I don't believe I've ever encountered a work by Nina Hatori before and I'm sorry to say that I really don't like her art style. The way she draws women is fine, although the art on the cover is better than the frail, overly flowery way that her ladies look in the books. But the way she draws dudes-- especially the hero, Sergio-- is freaky. Super boxy, super muscular, with, like, ripped Ken doll style anatomy. I really did not like it. At all.
The story doesn't really stack up, either. I saw one of the other reviewers say that this story was creepy-- and yeah, a lot of romances can be creepy, so that's a criticism I always take with a grain of salt.
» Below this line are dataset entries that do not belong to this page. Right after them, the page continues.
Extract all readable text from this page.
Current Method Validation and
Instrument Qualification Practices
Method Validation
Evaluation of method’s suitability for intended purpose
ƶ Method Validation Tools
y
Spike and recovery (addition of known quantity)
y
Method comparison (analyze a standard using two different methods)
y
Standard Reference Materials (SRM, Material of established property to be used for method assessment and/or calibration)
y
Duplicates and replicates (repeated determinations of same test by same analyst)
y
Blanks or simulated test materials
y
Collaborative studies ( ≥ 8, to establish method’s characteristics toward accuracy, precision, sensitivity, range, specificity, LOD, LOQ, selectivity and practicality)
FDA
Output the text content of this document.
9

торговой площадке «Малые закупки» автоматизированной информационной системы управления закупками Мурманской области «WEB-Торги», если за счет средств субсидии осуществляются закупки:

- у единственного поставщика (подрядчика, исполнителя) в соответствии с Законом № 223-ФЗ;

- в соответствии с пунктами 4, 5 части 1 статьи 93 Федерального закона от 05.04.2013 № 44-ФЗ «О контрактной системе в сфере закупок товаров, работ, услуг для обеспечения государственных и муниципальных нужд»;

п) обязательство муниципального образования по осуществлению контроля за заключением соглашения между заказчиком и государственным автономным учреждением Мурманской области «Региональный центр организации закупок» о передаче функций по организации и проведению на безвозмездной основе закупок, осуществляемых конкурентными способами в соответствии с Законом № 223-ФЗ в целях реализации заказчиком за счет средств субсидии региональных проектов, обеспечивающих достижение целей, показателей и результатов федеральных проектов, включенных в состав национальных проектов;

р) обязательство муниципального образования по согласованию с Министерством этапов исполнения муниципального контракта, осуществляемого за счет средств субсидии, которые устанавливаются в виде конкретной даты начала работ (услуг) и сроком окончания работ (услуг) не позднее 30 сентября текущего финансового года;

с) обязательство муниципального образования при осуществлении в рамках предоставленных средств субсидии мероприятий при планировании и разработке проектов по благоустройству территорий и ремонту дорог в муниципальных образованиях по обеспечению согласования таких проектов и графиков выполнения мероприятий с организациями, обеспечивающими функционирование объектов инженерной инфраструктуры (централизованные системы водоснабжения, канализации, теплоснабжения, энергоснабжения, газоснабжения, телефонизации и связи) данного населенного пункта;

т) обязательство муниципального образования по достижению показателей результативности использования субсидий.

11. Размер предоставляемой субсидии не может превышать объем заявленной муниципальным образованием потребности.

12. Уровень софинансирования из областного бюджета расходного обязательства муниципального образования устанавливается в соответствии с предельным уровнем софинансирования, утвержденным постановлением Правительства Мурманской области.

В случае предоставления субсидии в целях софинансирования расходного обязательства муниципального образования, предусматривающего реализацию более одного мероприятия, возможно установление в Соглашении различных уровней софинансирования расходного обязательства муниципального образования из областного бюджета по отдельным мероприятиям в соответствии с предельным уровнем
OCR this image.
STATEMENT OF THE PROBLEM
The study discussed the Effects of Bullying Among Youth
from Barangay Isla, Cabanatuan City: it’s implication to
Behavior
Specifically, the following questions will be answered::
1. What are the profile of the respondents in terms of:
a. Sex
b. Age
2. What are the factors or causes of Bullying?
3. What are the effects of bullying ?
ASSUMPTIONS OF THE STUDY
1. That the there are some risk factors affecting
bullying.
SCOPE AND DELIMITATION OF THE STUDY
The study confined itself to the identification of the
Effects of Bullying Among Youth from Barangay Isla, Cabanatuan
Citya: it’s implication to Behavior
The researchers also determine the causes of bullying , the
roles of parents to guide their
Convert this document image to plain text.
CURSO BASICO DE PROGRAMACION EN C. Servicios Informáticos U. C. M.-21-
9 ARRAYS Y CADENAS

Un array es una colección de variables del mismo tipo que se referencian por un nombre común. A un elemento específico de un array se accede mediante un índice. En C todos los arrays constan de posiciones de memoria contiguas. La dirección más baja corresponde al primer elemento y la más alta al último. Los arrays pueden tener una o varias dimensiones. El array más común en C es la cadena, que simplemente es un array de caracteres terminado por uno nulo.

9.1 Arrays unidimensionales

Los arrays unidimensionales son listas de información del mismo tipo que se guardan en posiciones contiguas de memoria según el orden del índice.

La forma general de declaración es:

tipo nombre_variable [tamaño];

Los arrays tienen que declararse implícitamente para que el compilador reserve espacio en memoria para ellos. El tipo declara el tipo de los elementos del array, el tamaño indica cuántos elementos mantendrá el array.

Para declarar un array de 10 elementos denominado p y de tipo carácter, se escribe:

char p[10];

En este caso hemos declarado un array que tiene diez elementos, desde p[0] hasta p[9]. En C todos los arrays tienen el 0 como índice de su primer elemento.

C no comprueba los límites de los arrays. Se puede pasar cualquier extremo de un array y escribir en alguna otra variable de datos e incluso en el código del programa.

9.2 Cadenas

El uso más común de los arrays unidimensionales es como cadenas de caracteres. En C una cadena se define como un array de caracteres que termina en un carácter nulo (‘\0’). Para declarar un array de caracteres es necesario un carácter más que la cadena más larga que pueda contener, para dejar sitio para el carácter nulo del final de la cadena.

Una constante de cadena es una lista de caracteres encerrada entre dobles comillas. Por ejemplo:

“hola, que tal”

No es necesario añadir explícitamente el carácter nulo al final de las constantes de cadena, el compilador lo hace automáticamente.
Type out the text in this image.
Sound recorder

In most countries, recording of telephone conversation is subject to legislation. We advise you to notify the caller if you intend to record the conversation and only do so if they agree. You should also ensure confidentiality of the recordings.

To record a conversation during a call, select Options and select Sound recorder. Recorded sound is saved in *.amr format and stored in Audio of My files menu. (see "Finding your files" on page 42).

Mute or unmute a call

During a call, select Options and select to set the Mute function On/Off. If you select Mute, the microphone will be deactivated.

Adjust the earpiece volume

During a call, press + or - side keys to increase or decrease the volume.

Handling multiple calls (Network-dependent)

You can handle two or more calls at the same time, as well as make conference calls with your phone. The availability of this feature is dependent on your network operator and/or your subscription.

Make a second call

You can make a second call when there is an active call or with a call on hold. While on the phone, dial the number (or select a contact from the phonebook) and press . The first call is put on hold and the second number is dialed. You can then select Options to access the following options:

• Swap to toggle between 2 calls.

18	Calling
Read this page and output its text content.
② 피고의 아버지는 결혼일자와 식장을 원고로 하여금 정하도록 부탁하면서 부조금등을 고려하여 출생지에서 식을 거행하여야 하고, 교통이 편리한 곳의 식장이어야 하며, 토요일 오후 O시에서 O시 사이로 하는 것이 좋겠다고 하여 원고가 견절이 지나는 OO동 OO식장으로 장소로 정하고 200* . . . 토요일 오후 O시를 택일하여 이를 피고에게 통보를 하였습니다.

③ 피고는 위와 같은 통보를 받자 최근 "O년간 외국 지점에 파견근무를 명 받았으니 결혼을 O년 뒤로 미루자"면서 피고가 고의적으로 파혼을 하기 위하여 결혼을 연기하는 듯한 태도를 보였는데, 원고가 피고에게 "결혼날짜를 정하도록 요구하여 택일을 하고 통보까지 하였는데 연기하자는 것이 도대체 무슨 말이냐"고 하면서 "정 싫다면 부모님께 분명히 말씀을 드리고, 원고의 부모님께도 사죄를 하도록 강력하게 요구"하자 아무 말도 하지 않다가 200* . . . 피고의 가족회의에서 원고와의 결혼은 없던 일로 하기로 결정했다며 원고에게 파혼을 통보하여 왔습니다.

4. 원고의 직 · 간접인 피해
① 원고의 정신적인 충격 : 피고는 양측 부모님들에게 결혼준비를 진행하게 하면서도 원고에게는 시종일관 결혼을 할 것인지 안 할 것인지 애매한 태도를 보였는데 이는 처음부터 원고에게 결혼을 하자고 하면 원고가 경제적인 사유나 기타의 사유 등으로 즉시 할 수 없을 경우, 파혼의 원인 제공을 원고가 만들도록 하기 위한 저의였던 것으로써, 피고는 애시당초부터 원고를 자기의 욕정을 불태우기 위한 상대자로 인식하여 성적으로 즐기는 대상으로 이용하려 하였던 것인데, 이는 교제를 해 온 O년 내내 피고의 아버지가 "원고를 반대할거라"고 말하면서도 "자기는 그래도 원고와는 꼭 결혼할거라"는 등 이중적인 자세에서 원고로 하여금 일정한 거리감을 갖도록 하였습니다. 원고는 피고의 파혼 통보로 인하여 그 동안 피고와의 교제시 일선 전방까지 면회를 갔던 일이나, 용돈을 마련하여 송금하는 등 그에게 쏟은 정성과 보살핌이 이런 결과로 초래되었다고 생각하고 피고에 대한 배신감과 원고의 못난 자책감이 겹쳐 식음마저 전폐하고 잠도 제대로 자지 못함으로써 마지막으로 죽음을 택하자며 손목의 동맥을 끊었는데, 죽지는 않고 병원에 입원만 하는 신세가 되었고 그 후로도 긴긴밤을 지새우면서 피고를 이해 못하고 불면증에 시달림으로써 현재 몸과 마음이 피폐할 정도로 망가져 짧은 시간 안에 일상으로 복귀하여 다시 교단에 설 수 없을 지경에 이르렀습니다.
But no, I 100% agree with that reviewer. Sergio is creepy. He's ten years older than the heroine, and a billionaire, so the power dynamic between them is unequal in virtually every way. When they meet, she's accidentally trespassing on his property (she wanted to dance by the beach). Of course, she's an Olympian dancer, so he's utterly captivated, and he manages to persuade her to his bed.
He calls her all these weird and objectifying endearments (like "kitten," which I find really unattractive), even when she protests. Then he tells her that he wants to make her his mistress, and that he doesn't do "love" or "families." Later on, we find out that he has major mommy issues because his mother was abusive, but the heroine doesn't know that, and she absconds. Then this book turns into a "secret baby" story, because in the three years that pass, it turns out that she had a kid, now a toddler, and she is struggling to raise him in poverty as a single parent (athleticism didn't work out).
When she sees her old fling on the cover of a tabloid announcing his impending engagement, she is furious (and jealous), and marches to his "engagement party" to demand money or support or answers (not really clear). He recognizes her and traps her in his mansion, tells her the engagement was just a rumor, and then they spend the night together. He then finds out that she has a kid, knows immediately that it's his, and just magically decides that fatherhood is for him because he must support his legacy. Which is all well and good, except when he sees that the kid has bruises, he jumps to conclusions and KIDNAPS the kid on a plane, leaving behind his lawyer to explain to poor, frantic Kristen that if she wants answers, she'll have to take a plane ticket to see him in person. LOL what.*
*Side note: if your spouse takes the kids because they think you're abusive, it's probably not wise to march right up to them and slap them-- in front of witness-- when you confront them about what they did.
Spoiler: Everything works out, there's a happily ever after, the hero is forthcoming about his mother issues, there's a twin brother for some reason, and the book ends in precisely what the hero said wouldn't happen in the beginning of the story: marriage and family.
I wish I could have liked this book-- I do like the cover art-- but the art style and the bad story totally put me off. I can be a fan of alpha heroes, but not when they're approaching used car salesman levels of sleaziness. YMMV, but trust me when I say that there are much better HQ manga out there.